When thoughts of food consume you – what you are going to eat, how you will avoid eating, what you already ate, how you are going to burn off or otherwise get rid of what you ate – it can become seemingly impossible to live your life. You might feel as though you are moving through your world, only as a shell of yourself, disconnected from the people and experiences around you, and hating the body you can’t escape from.
 
Recovery from eating disorders and disordered eating allows you to make peace with food and with yourself so that you can live life more fully. Though symptom reduction is a focus of treatment, we will also explore the roots of your eating disorder and work on healing the parts of you that turned to disordered eating patterns in order to tolerate painful emotions and experiences. I will approach our work together with compassion, curiosity, creativity, and connection while creating a safe, non-judgmental working environment.

Body Image

Whether you have suffered from a poor body image your whole life, or your relationship with your body has become more adversarial with time, treating your body as the enemy can have a damaging impact on your mental health and ability to experience satisfaction in life. Making peace with your body brings with it a desire to provide it with the love and care it deserves, bringing with it better mental and physical health.

Self-Esteem

“Self-esteem is a realistic, appreciative opinion of oneself.

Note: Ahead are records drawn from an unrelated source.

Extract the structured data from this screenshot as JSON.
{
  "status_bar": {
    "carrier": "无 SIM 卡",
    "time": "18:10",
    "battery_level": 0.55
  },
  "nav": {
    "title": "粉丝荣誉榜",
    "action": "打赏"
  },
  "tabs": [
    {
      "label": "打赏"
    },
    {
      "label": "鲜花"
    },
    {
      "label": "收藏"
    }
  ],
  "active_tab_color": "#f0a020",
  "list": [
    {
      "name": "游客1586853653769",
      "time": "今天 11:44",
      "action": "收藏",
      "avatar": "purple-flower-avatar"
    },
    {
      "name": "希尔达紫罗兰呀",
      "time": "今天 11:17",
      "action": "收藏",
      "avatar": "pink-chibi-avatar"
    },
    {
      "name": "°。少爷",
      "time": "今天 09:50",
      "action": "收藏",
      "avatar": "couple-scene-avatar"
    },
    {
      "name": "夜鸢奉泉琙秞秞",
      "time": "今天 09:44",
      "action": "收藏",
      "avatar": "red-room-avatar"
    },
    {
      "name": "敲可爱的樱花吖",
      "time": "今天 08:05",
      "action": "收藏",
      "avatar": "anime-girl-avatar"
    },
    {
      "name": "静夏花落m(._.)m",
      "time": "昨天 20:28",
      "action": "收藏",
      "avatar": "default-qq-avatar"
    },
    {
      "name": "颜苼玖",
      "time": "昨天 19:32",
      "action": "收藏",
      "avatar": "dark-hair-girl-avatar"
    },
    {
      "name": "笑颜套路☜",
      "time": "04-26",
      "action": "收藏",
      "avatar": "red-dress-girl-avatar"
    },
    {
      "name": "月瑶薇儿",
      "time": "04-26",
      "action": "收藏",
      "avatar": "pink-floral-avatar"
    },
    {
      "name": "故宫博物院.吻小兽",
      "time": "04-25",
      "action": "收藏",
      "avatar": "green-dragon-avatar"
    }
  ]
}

Realistic means accurate and honest. Appreciative implies positive feelings and liking.” – Glenn Schiraldi, Ph.D. Impaired self-esteem can impact all areas of our life and keep us from living life to our fullest, and we become our own biggest adversaries. The way we talk to ourselves can be much like speaking our native language: it is learned organically, shaped by those around us, and eventually becomes second nature. The words we choose to use convey powerful messages about us and to us. We believe the words we tell ourselves about ourselves.  Improving self-esteem can start with listening to our language and beginning to shift our internal responses.